Static Website as Tor Hidden Service on Raspberry Pi
Goal: To run a static website and serve it as an onion site. This HOWTO does not cover RPi installation, it assumes you already have a minimal setup up and running. The choice to have a static site is for sake of simplicity, it could be expanded of course, but the risks of leaking information about the host will increase.
Local HTTP server
as root
:
- Install nginx on the RPi
apt install nginx
- In the browser from another computer on the network, check that you the default HTML page is properly served at: http://192.168.1.XXX (you should see a small "Welcome to nginx!" text).
- create a non-default mini static website:
mkdir /var/www/partyvan echo "OHAI" > /var/www/partyvan/index.html
- disable nginx default site
rm /etc/nginx/sites-enabled/default
- create new nginx site config
/etc/nginx/sites-available/partyvan
with:
server { listen 80; root /var/www/partyvan; index index.html; server_name partyvan; # Replace with onion address once you have one }
- Enable site
ln -s /etc/nginx/sites-available/partyvan /etc/nginx/sites-enabled/ service nginx reload
- In the browser from another computer on the network, check that you the default HTML page is properly served: http://192.168.1.XXX (you should see a small "OHAI" text).
Tor setup
Note: This is only valid for RPi2 and later.
- Add the Tor deb repos to
/etc/apt/sources.list
. At time of writing, stable Raspbian is based on Buster:
deb https://deb.torproject.org/torproject.org buster main deb-src https://deb.torproject.org/torproject.org buster main
- Add the GPG keys used to sign the packages from the Tor repos:
curl https://deb.torproject.org/torproject.org/A3C4F0F979CAA22CDBA8F512EE8CBC9E886DDD89.asc | gpg --import gpg --export A3C4F0F979CAA22CDBA8F512EE8CBC9E886DDD89 | apt-key add -
- Install Tor
apt install tor deb.torproject.org-keyring
- Edit
/etc/tor/torrc/
and in the section about hidden services, add:
# Partyvan site HiddenServiceDir /var/lib/tor/partyvan/ HiddenServicePort 80 127.0.0.1:80
- Restart Tor, this will generate the keys for the partyvan hidden service
service tor restart
- If everything went well, there should be a
/var/lib/tor/partyvan/
folder with notably both public and private keys for the service (backup!) and the hostname information to reach the hidden service from onionland. To know the onion address of partyvan, simply do:
cat /var/lib/tor/partyvan/hostname
- You will get something like
c7phl5mrjy34...onion
, if you paste this address in your Tor browser, torified browser or whatever you use, you should see the partyvan site!
Further tweaking
Certificates
Certs are not needed for a hidden service like this one. You already get encrypted traffic via Tor itself. With that said, certs could be used as a means to authenticate the ownership over the hidden service, to prevent phishing. Legit certs who can be used in this context are very $$$ and avail from DigiCert.

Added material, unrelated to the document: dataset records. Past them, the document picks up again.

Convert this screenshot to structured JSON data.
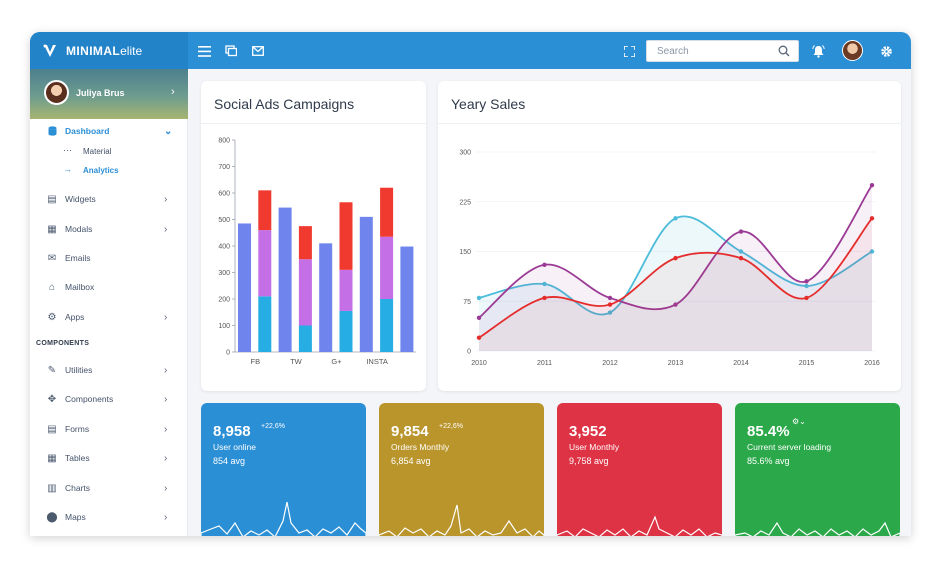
{
  "brand": {
    "bold": "MINIMAL",
    "light": "elite"
  },
  "colors": {
    "primary": "#2b8fd6",
    "stat_blue": "#2b8fd6",
    "stat_gold": "#b9952c",
    "stat_red": "#de3345",
    "stat_green": "#2aa84a"
  },
  "topbar": {
    "search_placeholder": "Search"
  },
  "user": {
    "name": "Juliya Brus"
  },
  "sidebar": {
    "items": [
      {
        "label": "Dashboard",
        "icon": "database-icon",
        "active": true
      },
      {
        "label": "Widgets",
        "icon": "widgets-icon"
      },
      {
        "label": "Modals",
        "icon": "gift-icon"
      },
      {
        "label": "Emails",
        "icon": "mail-icon"
      },
      {
        "label": "Mailbox",
        "icon": "mailbox-icon"
      },
      {
        "label": "Apps",
        "icon": "gear-icon"
      },
      {
        "label": "Utilities",
        "icon": "pen-icon"
      },
      {
        "label": "Components",
        "icon": "move-icon"
      },
      {
        "label": "Forms",
        "icon": "form-icon"
      },
      {
        "label": "Tables",
        "icon": "table-icon"
      },
      {
        "label": "Charts",
        "icon": "chart-icon"
      },
      {
        "label": "Maps",
        "icon": "map-pin-icon"
      }
    ],
    "sub_items": [
      {
        "label": "Material",
        "icon": "dots-icon"
      },
      {
        "label": "Analytics",
        "icon": "arrow-right-icon",
        "active": true
      }
    ],
    "section": "COMPONENTS"
  },
  "cards": {
    "social_title": "Social Ads Campaigns",
    "sales_title": "Yeary Sales"
  },
  "chart_data": [
    {
      "type": "bar",
      "title": "Social Ads Campaigns",
      "ylim": [
        0,
        800
      ],
      "yticks": [
        "0",
        "100",
        "200",
        "300",
        "400",
        "500",
        "600",
        "700",
        "800"
      ],
      "xticks": [
        "FB",
        "TW",
        "G+",
        "INSTA"
      ],
      "groups": [
        {
          "category": "FB",
          "stacks": [
            {
              "blue": 485
            },
            {
              "cyan": 210,
              "violet": 250,
              "red": 150
            }
          ]
        },
        {
          "category": "TW",
          "stacks": [
            {
              "blue": 545
            },
            {
              "cyan": 100,
              "violet": 250,
              "red": 125
            }
          ]
        },
        {
          "category": "G+",
          "stacks": [
            {
              "blue": 410
            },
            {
              "cyan": 155,
              "violet": 155,
              "red": 255
            }
          ]
        },
        {
          "category": "INSTA",
          "stacks": [
            {
              "blue": 510
            },
            {
              "cyan": 200,
              "violet": 235,
              "red": 185
            },
            {
              "blue": 398
            }
          ]
        }
      ],
      "colors": {
        "blue": "#6f84ec",
        "cyan": "#26ade4",
        "violet": "#c56fe6",
        "red": "#f03a2f"
      },
      "grid": false
    },
    {
      "type": "line",
      "title": "Yeary Sales",
      "x": [
        "2010",
        "2011",
        "2012",
        "2013",
        "2014",
        "2015",
        "2016"
      ],
      "ylim": [
        0,
        300
      ],
      "yticks": [
        "0",
        "75",
        "150",
        "225",
        "300"
      ],
      "series": [
        {
          "color": "#4bbcd9",
          "values": [
            80,
            101,
            58,
            200,
            150,
            98,
            150
          ]
        },
        {
          "color": "#9b3a95",
          "values": [
            50,
            130,
            80,
            70,
            180,
            105,
            250
          ]
        },
        {
          "color": "#e52c2c",
          "values": [
            20,
            80,
            70,
            140,
            140,
            80,
            200
          ]
        }
      ],
      "grid": true
    }
  ],
  "stats": [
    {
      "value": "8,958",
      "pct": "+22,6%",
      "label": "User online",
      "avg": "854 avg",
      "color": "#2b8fd6"
    },
    {
      "value": "9,854",
      "pct": "+22,6%",
      "label": "Orders Monthly",
      "avg": "6,854 avg",
      "color": "#b9952c"
    },
    {
      "value": "3,952",
      "pct": "",
      "label": "User Monthly",
      "avg": "9,758 avg",
      "color": "#de3345"
    },
    {
      "value": "85.4%",
      "pct": "",
      "label": "Current server loading",
      "avg": "85.6% avg",
      "color": "#2aa84a"
    }
  ]
}
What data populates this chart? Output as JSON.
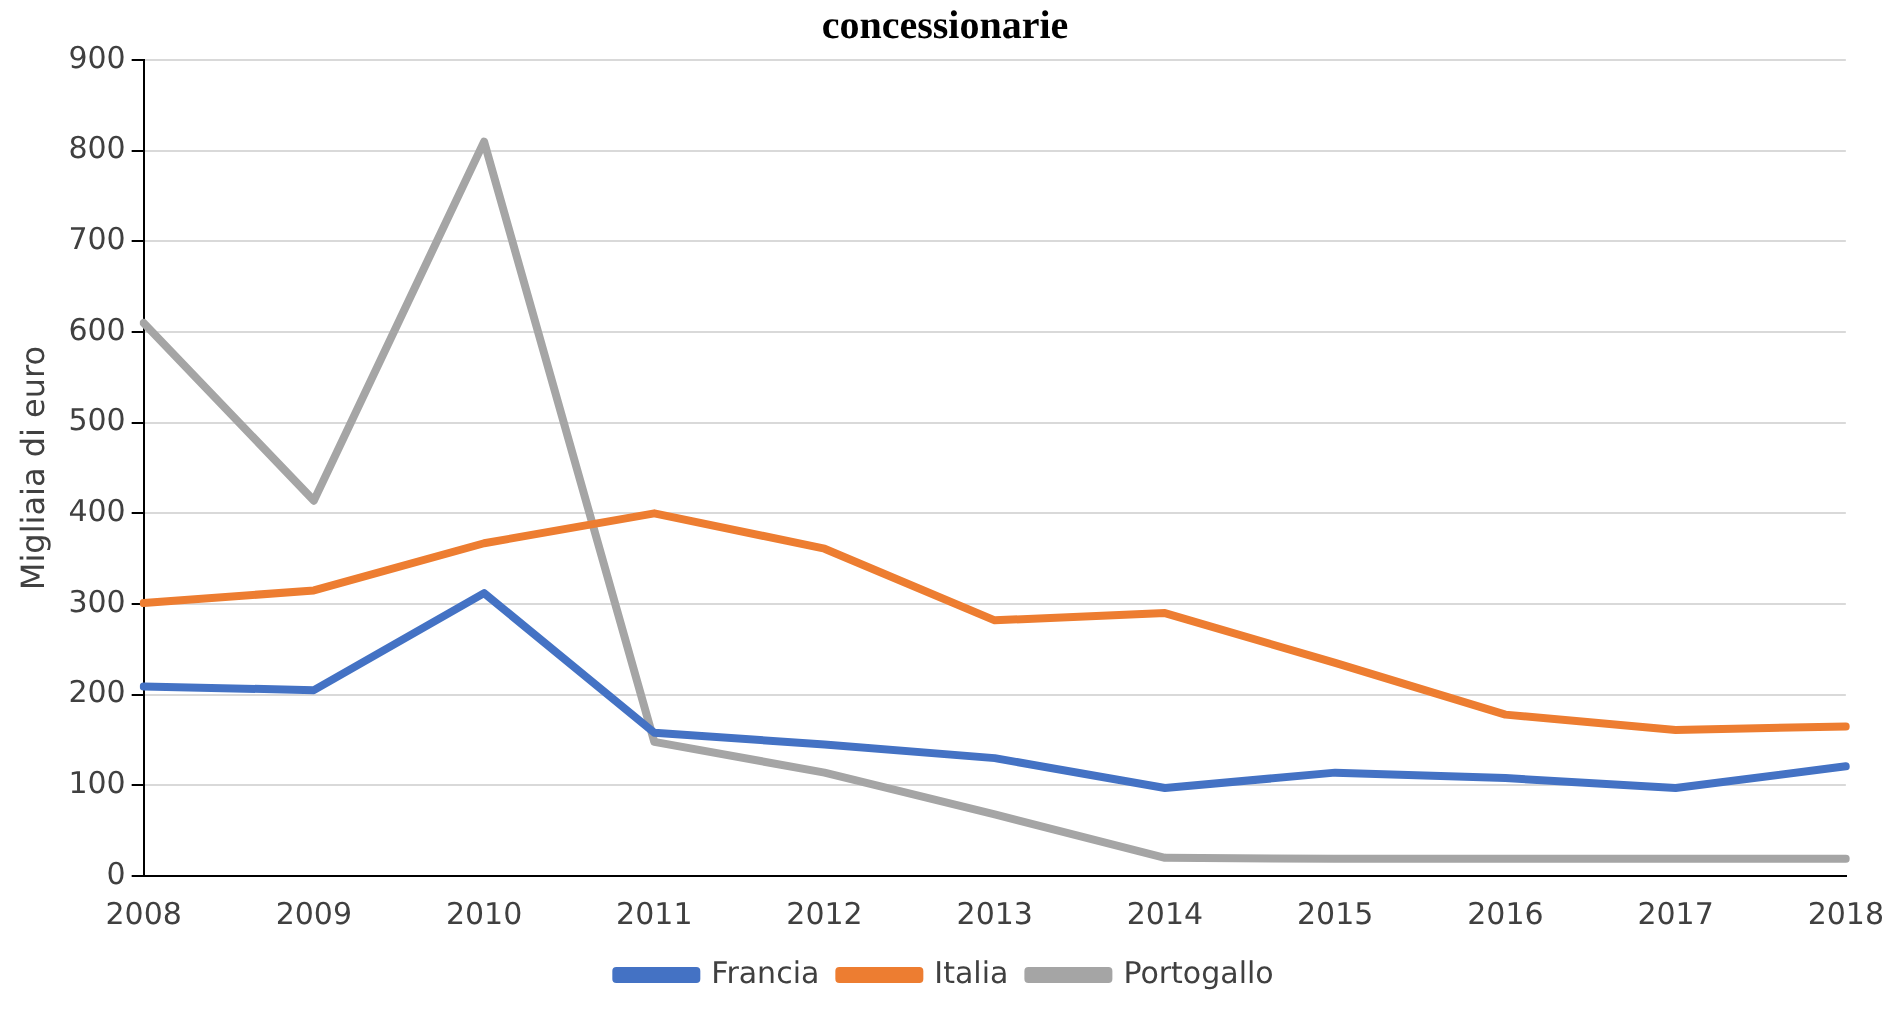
{
  "chart_data": {
    "type": "line",
    "title": "concessionarie",
    "ylabel": "Migliaia di euro",
    "categories": [
      "2008",
      "2009",
      "2010",
      "2011",
      "2012",
      "2013",
      "2014",
      "2015",
      "2016",
      "2017",
      "2018"
    ],
    "series": [
      {
        "name": "Francia",
        "color": "#4472c4",
        "values": [
          209,
          205,
          312,
          158,
          145,
          130,
          97,
          114,
          108,
          97,
          121
        ]
      },
      {
        "name": "Italia",
        "color": "#ed7d31",
        "values": [
          301,
          315,
          367,
          400,
          361,
          282,
          290,
          235,
          178,
          161,
          165
        ]
      },
      {
        "name": "Portogallo",
        "color": "#a5a5a5",
        "values": [
          610,
          414,
          810,
          148,
          114,
          68,
          20,
          19,
          19,
          19,
          19
        ]
      }
    ],
    "ylim": [
      0,
      900
    ],
    "yticks": [
      0,
      100,
      200,
      300,
      400,
      500,
      600,
      700,
      800,
      900
    ],
    "grid": "y",
    "legend": "bottom",
    "marker": "none",
    "line_style": "solid"
  }
}
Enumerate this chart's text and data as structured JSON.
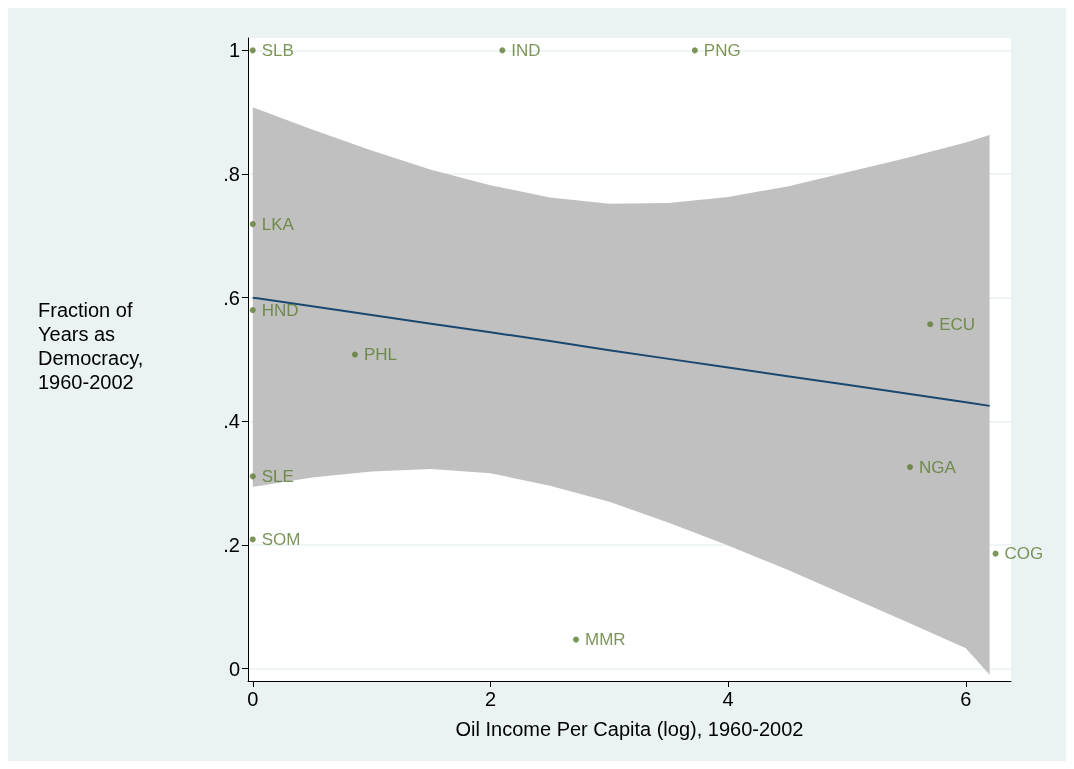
{
  "chart_data": {
    "type": "scatter",
    "xlabel": "Oil Income Per Capita (log), 1960-2002",
    "ylabel": "Fraction of Years as Democracy, 1960-2002",
    "xlim": [
      -0.04,
      6.38
    ],
    "xticks": [
      0,
      2,
      4,
      6
    ],
    "ylim": [
      -0.02,
      1.02
    ],
    "yticks": [
      0,
      {
        "value": 0.2,
        "label": ".2"
      },
      {
        "value": 0.4,
        "label": ".4"
      },
      {
        "value": 0.6,
        "label": ".6"
      },
      {
        "value": 0.8,
        "label": ".8"
      },
      1
    ],
    "grid": "y",
    "series": [
      {
        "color": "#5b7a2e",
        "marker": "circle",
        "x": [
          0,
          2.1,
          3.72,
          0,
          0,
          0.86,
          0,
          0,
          2.72,
          5.53,
          5.7,
          6.25
        ],
        "values": [
          1,
          1,
          1,
          0.719,
          0.58,
          0.508,
          0.311,
          0.209,
          0.047,
          0.326,
          0.557,
          0.186
        ],
        "value_labels": [
          "SLB",
          "IND",
          "PNG",
          "LKA",
          "HND",
          "PHL",
          "SLE",
          "SOM",
          "MMR",
          "NGA",
          "ECU",
          "COG"
        ]
      },
      {
        "type": "line",
        "color": "#1a476f",
        "x": [
          0,
          0.5,
          1,
          1.5,
          2,
          2.5,
          3,
          3.5,
          4,
          4.5,
          5,
          5.5,
          6,
          6.2
        ],
        "values": [
          0.6,
          0.586,
          0.572,
          0.558,
          0.544,
          0.53,
          0.515,
          0.501,
          0.487,
          0.473,
          0.459,
          0.445,
          0.431,
          0.425
        ],
        "lower": [
          0.294,
          0.309,
          0.319,
          0.323,
          0.316,
          0.296,
          0.27,
          0.236,
          0.199,
          0.16,
          0.118,
          0.076,
          0.033,
          -0.01
        ],
        "upper": [
          0.908,
          0.872,
          0.838,
          0.807,
          0.782,
          0.762,
          0.752,
          0.753,
          0.763,
          0.78,
          0.803,
          0.826,
          0.851,
          0.863
        ]
      }
    ]
  }
}
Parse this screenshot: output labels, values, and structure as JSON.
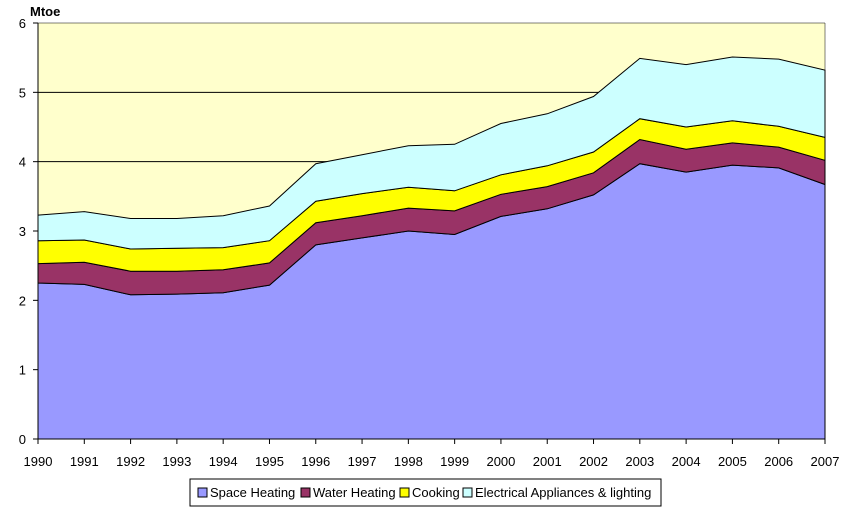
{
  "chart_data": {
    "type": "area",
    "stacked": true,
    "unit_label": "Mtoe",
    "x": [
      "1990",
      "1991",
      "1992",
      "1993",
      "1994",
      "1995",
      "1996",
      "1997",
      "1998",
      "1999",
      "2000",
      "2001",
      "2002",
      "2003",
      "2004",
      "2005",
      "2006",
      "2007"
    ],
    "ylim": [
      0,
      6
    ],
    "yticks": [
      "0",
      "1",
      "2",
      "3",
      "4",
      "5",
      "6"
    ],
    "grid": true,
    "legend_position": "bottom",
    "series": [
      {
        "name": "Space Heating",
        "color": "#9999ff",
        "values": [
          2.25,
          2.23,
          2.08,
          2.09,
          2.11,
          2.22,
          2.8,
          2.9,
          3.0,
          2.95,
          3.21,
          3.32,
          3.52,
          3.97,
          3.85,
          3.95,
          3.91,
          3.67
        ]
      },
      {
        "name": "Water Heating",
        "color": "#993366",
        "values": [
          0.28,
          0.32,
          0.34,
          0.33,
          0.33,
          0.32,
          0.32,
          0.32,
          0.33,
          0.34,
          0.32,
          0.32,
          0.32,
          0.35,
          0.33,
          0.32,
          0.3,
          0.35
        ]
      },
      {
        "name": "Cooking",
        "color": "#ffff00",
        "values": [
          0.33,
          0.32,
          0.32,
          0.33,
          0.32,
          0.32,
          0.31,
          0.32,
          0.3,
          0.29,
          0.28,
          0.3,
          0.3,
          0.3,
          0.32,
          0.32,
          0.3,
          0.33
        ]
      },
      {
        "name": "Electrical Appliances & lighting",
        "color": "#ccffff",
        "values": [
          0.37,
          0.41,
          0.44,
          0.43,
          0.46,
          0.5,
          0.54,
          0.56,
          0.6,
          0.67,
          0.74,
          0.75,
          0.8,
          0.87,
          0.9,
          0.92,
          0.97,
          0.97
        ]
      }
    ]
  },
  "plot_bg": "#ffffcc",
  "line_color": "#000000"
}
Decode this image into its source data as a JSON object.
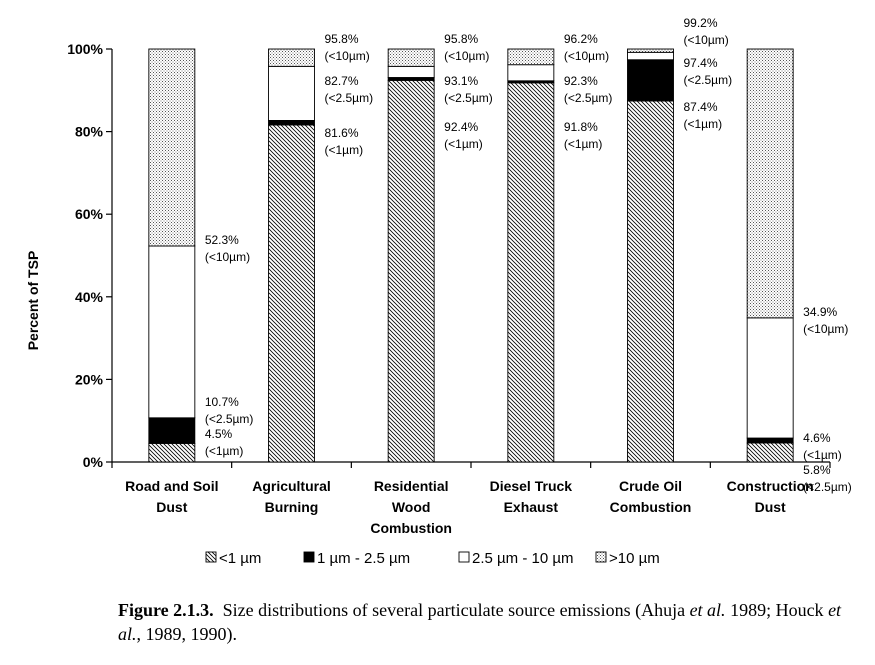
{
  "chart_data": {
    "type": "bar",
    "stacked": true,
    "ylabel": "Percent of TSP",
    "ylim": [
      0,
      100
    ],
    "yticks": [
      "0%",
      "20%",
      "40%",
      "60%",
      "80%",
      "100%"
    ],
    "categories": [
      [
        "Road and Soil",
        "Dust"
      ],
      [
        "Agricultural",
        "Burning"
      ],
      [
        "Residential",
        "Wood",
        "Combustion"
      ],
      [
        "Diesel Truck",
        "Exhaust"
      ],
      [
        "Crude Oil",
        "Combustion"
      ],
      [
        "Construction",
        "Dust"
      ]
    ],
    "series": [
      {
        "name": "<1 µm",
        "values": [
          4.5,
          81.6,
          92.4,
          91.8,
          87.4,
          4.6
        ]
      },
      {
        "name": "1 µm - 2.5 µm",
        "values": [
          6.2,
          1.1,
          0.7,
          0.5,
          10.0,
          1.2
        ]
      },
      {
        "name": "2.5 µm - 10 µm",
        "values": [
          41.6,
          13.1,
          2.7,
          3.9,
          1.8,
          29.1
        ]
      },
      {
        "name": ">10 µm",
        "values": [
          47.7,
          4.2,
          4.2,
          3.8,
          0.8,
          65.1
        ]
      }
    ],
    "legend_position": "bottom",
    "annotations": [
      [
        [
          "52.3%",
          "(<10µm)"
        ],
        [
          "10.7%",
          "(<2.5µm)"
        ],
        [
          "4.5%",
          "(<1µm)"
        ]
      ],
      [
        [
          "95.8%",
          "(<10µm)"
        ],
        [
          "82.7%",
          "(<2.5µm)"
        ],
        [
          "81.6%",
          "(<1µm)"
        ]
      ],
      [
        [
          "95.8%",
          "(<10µm)"
        ],
        [
          "93.1%",
          "(<2.5µm)"
        ],
        [
          "92.4%",
          "(<1µm)"
        ]
      ],
      [
        [
          "96.2%",
          "(<10µm)"
        ],
        [
          "92.3%",
          "(<2.5µm)"
        ],
        [
          "91.8%",
          "(<1µm)"
        ]
      ],
      [
        [
          "99.2%",
          "(<10µm)"
        ],
        [
          "97.4%",
          "(<2.5µm)"
        ],
        [
          "87.4%",
          "(<1µm)"
        ]
      ],
      [
        [
          "34.9%",
          "(<10µm)"
        ],
        [
          "5.8%",
          "(<2.5µm)"
        ],
        [
          "4.6%",
          "(<1µm)"
        ]
      ]
    ]
  },
  "caption": {
    "label": "Figure 2.1.3.",
    "text_before": "Size distributions of several particulate source emissions (Ahuja ",
    "italic1": "et al.",
    "text_mid": " 1989; Houck ",
    "italic2": "et al.",
    "text_after": ", 1989, 1990)."
  }
}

Disable NGINX version signature
Don't let NGINX emit its version on error pages and in the “Server” response header field, uncomment the following in /etc/nginx/nginx.conf
server_tokens off;
Disable directory listing
Don't trust defaults, add this to your /etc/nginx/sites-available/partyvan
in the server
block:
location / { autoindex off; }
Onion only serving
Don't serve HTTP on the clearnet, force NGINX to serve only on localhost. In /etc/nginx/sites-available/partyvan
, replace listen 80;
with listen 127.0.0.1:80;
.
Onionscan
There's a tool (untested at time of writing) that tests an onion address against know hidden service gotchas. It does not seem to be actively maintained, but it's possible to find more active forks like this one.